À Guimet, une approche holistique de la santé  

Jusqu’au 18 septembre 2023, les médecines d’Asie s’invitent au Musée Guimet, dans une exposition conçue comme un voyage introspectif entre corps et monde spirituel. Une des salles de ce parcours immersif est ainsi consacrée à la méditation. Les visiteurs peuvent y contempler des représentations de méditants, tout en faisant l’expérience d’une courte méditation guidée. « Nous voudrions non seulement que les visiteurs comprennent les traditions médicales asiatiques, mais aussi qu’ils ressentent les effets de la méditation qui, dans les médecines asiatiques, permet d’équilibrer le flux des énergies dans le corps et de calmer un certain nombre de pathologies », explique Aurélie Samuel, une des commissaires de l’exposition.

Marie Zawisza

 

« Médecines d’Asie. L’art de l’équilibre »,

du 17 mai au 18 septembre 2023. Musée national des arts asiatiques – Guimet, 6, place d’Iéna, Paris-16e.

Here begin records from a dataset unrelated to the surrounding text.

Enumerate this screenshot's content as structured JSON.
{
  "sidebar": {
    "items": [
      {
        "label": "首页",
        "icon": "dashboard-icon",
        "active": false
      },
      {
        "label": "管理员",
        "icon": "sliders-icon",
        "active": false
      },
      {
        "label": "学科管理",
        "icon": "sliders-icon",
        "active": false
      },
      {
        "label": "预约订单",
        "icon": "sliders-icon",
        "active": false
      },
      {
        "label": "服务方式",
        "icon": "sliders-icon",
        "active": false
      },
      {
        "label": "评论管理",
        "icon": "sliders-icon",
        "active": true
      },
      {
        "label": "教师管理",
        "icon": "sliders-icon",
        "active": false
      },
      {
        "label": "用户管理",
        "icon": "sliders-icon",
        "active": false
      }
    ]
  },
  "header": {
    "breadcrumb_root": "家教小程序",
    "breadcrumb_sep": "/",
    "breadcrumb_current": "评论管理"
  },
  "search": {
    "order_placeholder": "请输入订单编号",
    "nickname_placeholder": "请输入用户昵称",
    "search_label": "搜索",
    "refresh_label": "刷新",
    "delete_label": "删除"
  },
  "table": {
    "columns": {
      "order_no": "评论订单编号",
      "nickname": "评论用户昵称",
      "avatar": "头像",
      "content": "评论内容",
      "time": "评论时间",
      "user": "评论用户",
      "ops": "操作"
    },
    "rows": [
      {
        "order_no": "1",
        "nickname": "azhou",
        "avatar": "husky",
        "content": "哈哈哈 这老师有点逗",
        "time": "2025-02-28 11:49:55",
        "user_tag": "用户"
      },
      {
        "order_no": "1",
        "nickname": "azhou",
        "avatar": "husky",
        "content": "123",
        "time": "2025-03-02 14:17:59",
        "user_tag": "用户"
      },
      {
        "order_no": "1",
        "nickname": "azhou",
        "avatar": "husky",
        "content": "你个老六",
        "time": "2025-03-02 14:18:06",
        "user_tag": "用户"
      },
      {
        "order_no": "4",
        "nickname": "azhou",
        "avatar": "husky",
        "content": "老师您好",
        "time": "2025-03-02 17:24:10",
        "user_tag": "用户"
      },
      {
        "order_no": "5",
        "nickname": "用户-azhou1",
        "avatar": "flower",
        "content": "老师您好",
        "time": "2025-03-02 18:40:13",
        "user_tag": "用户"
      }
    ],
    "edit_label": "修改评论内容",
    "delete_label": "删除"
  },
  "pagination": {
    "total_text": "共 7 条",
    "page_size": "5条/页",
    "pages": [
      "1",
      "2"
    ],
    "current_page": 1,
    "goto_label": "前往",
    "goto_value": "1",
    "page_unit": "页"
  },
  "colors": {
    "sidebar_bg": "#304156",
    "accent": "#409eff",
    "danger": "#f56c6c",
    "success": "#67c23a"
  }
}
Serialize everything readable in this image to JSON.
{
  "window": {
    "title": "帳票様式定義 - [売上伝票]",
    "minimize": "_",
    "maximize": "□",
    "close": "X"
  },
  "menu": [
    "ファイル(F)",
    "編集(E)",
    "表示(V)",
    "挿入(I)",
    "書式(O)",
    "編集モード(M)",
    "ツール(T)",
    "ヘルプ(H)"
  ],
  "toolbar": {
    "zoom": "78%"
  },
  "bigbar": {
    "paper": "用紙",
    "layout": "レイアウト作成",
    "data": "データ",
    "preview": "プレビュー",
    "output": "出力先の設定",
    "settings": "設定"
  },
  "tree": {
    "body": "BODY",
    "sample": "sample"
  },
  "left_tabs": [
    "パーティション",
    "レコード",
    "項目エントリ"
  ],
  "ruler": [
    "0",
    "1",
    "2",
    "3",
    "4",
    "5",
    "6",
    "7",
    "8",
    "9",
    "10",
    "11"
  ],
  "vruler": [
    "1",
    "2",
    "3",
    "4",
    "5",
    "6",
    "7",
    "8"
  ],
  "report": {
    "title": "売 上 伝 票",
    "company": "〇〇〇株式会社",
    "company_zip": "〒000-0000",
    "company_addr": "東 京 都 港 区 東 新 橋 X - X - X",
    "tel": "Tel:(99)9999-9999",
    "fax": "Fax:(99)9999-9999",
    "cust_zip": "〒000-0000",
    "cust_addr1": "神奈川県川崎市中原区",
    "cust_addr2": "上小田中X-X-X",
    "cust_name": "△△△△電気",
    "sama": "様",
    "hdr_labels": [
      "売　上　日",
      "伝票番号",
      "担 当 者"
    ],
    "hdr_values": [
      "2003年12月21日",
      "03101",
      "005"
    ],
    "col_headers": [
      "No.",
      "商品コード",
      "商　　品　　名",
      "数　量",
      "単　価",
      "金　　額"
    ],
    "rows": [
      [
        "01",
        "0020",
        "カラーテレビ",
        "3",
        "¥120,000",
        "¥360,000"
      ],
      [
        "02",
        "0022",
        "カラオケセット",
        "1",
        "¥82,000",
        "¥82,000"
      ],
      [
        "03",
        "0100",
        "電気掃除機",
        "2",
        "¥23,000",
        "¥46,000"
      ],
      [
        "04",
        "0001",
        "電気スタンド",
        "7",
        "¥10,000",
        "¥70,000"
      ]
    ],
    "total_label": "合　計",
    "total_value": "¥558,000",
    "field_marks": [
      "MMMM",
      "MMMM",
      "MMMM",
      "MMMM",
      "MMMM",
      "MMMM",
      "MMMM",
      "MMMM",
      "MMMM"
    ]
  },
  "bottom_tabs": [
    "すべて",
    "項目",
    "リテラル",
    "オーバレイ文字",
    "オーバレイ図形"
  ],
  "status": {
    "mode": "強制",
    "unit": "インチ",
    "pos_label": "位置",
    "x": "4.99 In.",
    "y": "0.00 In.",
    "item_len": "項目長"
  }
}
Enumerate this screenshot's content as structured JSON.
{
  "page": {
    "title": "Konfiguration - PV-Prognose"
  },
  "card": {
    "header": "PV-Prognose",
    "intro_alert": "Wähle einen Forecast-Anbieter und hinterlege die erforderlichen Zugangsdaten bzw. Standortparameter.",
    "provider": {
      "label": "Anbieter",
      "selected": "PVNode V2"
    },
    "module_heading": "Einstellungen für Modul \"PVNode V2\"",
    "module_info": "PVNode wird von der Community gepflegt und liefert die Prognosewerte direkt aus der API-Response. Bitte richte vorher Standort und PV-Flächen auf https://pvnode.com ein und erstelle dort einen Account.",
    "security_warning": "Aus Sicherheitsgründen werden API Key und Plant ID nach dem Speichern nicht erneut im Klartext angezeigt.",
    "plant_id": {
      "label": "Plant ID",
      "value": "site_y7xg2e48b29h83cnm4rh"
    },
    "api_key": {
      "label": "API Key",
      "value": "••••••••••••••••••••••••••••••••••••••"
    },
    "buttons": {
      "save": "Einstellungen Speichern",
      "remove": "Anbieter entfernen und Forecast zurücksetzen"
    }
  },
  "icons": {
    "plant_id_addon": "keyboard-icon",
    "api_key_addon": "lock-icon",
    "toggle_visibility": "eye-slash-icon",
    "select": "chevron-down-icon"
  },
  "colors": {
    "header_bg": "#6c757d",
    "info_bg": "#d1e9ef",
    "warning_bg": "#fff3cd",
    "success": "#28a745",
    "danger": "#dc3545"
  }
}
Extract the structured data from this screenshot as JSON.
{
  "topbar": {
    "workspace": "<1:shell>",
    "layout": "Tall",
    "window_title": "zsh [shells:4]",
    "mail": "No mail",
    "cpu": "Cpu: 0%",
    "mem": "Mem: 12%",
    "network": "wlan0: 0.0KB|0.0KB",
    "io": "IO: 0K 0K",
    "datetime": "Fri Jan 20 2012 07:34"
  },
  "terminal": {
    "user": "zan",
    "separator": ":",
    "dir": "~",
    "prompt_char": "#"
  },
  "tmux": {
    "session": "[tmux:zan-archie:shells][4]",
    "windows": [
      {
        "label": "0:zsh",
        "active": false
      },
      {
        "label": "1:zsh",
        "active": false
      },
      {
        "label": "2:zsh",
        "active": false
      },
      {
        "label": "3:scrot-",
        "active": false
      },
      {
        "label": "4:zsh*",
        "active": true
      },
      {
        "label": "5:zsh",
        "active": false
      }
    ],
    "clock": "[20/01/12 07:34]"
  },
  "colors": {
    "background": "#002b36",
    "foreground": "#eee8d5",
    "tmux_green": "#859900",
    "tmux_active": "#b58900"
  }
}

Tarifs : 11,50 et 8,50 €. Commissaires : Aurélie Samuel, Alban François et Thierry Zéphir. www.guimet.fr

Pourquoi l’art fait-il du bien ?

Nous avons posé la question à Pierre Lemarquis, neurologue, auteur de L’art qui guérit (Hazan).« La contemplation des œuvres d’art agit dans notre cerveau sur les structures du plaisir et de la récompense par la sécrétion de dopamine, qui restaure notamment l’élan vital, de sérotonine, utilisée dans tous les antidépresseurs, mais aussi d’endorphines, qui soulagent la douleur, et d’ocytocine, qui entre en jeu dans l’amour et l’attachement. Face à une œuvre d’art, notre cerveau se comporte comme s’il se trouvait face à une entité vivante. Devant la « Joconde, » il réagit comme s’il se trouvait face à Mona Lisa qui lui sourit ! Cela fonctionne aussi avec l’art abstrait : le cerveau refait le geste de l’artiste, par exemple celui de donner des coups de canif dans une toile face à un Fontana. Quant aux natures mortes et aux paysages, ils permettent de contempler la beauté du monde. Le sujet de l’œuvre n’a pas besoin d’être joyeux pour nous faire du bien. Devant le dernier Goya ou le dernier Rembrandt, on dialogue avec ceux qui, comme nous, ont traversé les douleurs de l’existence. Cela fait du bien aussi. »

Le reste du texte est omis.